Extending days in Payable VS CFO- Book 7 Exam 1 Q14

During 2007, the company increase the number of days in payable from 36.5 days to 50 days. COGS was $250M in 2006 and $292M in 2007. How much will the company’s CFO change from stretching the payable? A. $15M B. $34.2M My solutions: Payable = COGS* days/365 so the increased CFO = 292/365 X (50-36.5) = 10.8M However, the answer is A, can not find where is wrong. Anyone help??!

First year AP = 36.5/365 * 250 = 25 Second year AP = 50/365 * 292 = 40 So AP increase by 15, so does CFO. In your calculation you did not take into account that COGS was changing.

I see! thanks Nicol…!!!

I got 10.8 as well. Since they’re specifically asking about the change from stretching payable, the increase in COGS shouldn’t factor into it.
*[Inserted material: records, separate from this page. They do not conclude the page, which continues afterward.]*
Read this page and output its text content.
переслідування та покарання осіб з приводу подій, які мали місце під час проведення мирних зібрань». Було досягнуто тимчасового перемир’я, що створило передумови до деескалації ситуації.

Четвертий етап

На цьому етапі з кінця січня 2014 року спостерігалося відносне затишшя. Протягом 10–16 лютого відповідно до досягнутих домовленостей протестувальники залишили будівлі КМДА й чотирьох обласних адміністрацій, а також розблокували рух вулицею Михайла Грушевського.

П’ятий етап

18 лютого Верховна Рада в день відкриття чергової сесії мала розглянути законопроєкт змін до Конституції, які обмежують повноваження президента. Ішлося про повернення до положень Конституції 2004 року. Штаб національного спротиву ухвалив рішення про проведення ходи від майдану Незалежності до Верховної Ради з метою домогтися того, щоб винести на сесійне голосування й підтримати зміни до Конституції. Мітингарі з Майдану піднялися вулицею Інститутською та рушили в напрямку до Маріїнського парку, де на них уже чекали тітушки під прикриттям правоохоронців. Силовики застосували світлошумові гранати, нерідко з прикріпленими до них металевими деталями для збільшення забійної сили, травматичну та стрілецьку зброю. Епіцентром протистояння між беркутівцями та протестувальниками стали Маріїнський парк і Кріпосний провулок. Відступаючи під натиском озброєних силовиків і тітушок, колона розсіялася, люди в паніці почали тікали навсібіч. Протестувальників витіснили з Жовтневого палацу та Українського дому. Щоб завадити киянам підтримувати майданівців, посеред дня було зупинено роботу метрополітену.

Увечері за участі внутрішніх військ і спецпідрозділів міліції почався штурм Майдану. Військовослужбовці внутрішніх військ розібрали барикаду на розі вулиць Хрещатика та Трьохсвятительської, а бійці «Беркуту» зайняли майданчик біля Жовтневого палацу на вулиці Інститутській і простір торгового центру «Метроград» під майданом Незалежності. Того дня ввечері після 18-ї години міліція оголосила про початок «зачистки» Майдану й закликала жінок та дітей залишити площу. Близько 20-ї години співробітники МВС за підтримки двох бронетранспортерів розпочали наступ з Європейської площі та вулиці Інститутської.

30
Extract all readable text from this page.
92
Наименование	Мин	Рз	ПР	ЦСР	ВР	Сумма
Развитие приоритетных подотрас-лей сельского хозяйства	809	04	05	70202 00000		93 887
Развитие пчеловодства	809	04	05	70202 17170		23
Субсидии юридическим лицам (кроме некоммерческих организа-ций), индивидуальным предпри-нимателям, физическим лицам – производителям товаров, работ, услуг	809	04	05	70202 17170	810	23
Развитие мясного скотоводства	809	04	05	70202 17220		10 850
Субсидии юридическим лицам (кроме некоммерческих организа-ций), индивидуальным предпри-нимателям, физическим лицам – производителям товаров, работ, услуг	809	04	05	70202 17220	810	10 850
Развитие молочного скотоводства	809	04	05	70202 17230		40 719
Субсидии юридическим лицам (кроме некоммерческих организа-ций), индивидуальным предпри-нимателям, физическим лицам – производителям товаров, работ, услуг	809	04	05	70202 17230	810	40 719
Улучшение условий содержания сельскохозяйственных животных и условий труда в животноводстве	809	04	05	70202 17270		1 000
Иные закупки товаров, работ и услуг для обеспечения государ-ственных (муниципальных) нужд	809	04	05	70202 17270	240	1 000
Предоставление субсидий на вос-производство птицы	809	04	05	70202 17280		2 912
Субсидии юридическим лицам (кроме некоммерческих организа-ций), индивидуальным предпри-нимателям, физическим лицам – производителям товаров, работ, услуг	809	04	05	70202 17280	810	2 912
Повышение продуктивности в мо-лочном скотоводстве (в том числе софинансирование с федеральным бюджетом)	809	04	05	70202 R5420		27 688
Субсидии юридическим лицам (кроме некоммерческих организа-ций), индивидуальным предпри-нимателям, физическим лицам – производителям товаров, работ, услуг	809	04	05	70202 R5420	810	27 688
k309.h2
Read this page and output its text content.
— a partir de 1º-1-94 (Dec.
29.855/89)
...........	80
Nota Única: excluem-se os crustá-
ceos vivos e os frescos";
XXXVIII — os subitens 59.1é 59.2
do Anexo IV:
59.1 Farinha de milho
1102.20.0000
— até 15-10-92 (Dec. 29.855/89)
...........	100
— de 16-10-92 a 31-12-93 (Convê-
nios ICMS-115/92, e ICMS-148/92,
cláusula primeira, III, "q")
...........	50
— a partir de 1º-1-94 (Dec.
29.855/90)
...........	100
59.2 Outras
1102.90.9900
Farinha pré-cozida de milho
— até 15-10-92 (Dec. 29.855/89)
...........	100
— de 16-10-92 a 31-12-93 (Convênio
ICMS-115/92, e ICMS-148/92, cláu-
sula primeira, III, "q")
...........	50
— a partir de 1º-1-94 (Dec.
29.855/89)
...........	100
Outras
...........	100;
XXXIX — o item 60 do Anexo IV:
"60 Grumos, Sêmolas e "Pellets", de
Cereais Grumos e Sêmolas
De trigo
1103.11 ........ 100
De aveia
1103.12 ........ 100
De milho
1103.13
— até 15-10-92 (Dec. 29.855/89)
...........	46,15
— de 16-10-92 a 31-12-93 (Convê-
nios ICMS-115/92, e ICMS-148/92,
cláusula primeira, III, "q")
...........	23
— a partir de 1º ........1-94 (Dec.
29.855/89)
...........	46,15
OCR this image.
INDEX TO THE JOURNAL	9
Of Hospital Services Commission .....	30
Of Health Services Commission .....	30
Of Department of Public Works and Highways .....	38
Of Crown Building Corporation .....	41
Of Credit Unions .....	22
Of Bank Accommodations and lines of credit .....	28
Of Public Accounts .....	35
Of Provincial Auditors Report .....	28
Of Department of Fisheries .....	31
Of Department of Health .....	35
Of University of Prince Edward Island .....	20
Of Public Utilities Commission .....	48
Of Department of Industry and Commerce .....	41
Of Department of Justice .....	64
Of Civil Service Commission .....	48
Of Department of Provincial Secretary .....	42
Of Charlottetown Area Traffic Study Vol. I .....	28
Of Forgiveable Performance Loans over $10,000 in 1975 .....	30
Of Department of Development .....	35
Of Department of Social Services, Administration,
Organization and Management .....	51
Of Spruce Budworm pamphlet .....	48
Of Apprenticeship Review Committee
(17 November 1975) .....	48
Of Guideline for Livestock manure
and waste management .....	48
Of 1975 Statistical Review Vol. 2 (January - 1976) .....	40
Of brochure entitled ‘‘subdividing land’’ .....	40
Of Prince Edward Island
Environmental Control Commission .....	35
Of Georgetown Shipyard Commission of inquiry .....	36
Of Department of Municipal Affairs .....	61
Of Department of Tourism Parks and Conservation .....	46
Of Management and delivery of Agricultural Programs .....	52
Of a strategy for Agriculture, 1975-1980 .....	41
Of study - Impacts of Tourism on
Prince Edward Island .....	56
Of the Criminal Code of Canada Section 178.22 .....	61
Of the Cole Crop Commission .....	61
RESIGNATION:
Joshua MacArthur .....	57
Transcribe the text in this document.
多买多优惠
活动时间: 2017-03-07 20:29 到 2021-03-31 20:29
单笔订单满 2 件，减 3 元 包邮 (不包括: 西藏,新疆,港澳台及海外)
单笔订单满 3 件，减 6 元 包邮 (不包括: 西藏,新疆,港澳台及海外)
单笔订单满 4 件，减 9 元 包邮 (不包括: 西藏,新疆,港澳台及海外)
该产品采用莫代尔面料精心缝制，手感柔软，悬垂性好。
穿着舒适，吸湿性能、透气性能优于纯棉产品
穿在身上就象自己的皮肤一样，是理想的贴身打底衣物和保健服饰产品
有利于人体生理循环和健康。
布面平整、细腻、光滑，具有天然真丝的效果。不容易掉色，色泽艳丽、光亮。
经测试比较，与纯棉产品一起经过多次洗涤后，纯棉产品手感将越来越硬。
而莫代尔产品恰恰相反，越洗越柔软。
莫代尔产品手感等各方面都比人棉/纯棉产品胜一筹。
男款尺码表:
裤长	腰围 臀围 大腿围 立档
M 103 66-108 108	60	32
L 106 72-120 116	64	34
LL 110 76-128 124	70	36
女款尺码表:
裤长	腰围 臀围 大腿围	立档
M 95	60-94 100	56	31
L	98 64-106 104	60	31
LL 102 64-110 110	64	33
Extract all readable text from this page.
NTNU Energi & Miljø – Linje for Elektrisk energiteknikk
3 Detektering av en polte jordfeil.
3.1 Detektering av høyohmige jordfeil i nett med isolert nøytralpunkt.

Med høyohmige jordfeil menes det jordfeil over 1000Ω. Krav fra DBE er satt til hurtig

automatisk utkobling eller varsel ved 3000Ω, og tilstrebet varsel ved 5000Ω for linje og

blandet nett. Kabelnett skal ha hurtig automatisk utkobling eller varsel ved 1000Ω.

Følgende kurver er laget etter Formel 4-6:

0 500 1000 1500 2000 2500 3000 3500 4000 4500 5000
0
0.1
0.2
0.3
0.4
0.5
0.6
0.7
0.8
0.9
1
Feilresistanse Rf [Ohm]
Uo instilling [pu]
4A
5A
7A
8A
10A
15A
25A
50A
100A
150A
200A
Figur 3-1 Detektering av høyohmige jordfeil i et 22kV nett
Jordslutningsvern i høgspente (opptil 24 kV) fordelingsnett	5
Since I’m an idiot and forgot the formula for AP…i did it another way. I saw the increase in AP was 37% = (50-36.5)/36.5 I saw increase in COGS was 42MM so 37% of 42MM was attributable to the increase in AP…which also was ~15MM or Answer A. I can’t think of why this wouldn’t always work (same difference really), but i guess it’s probably better to use the intended formula. Any input?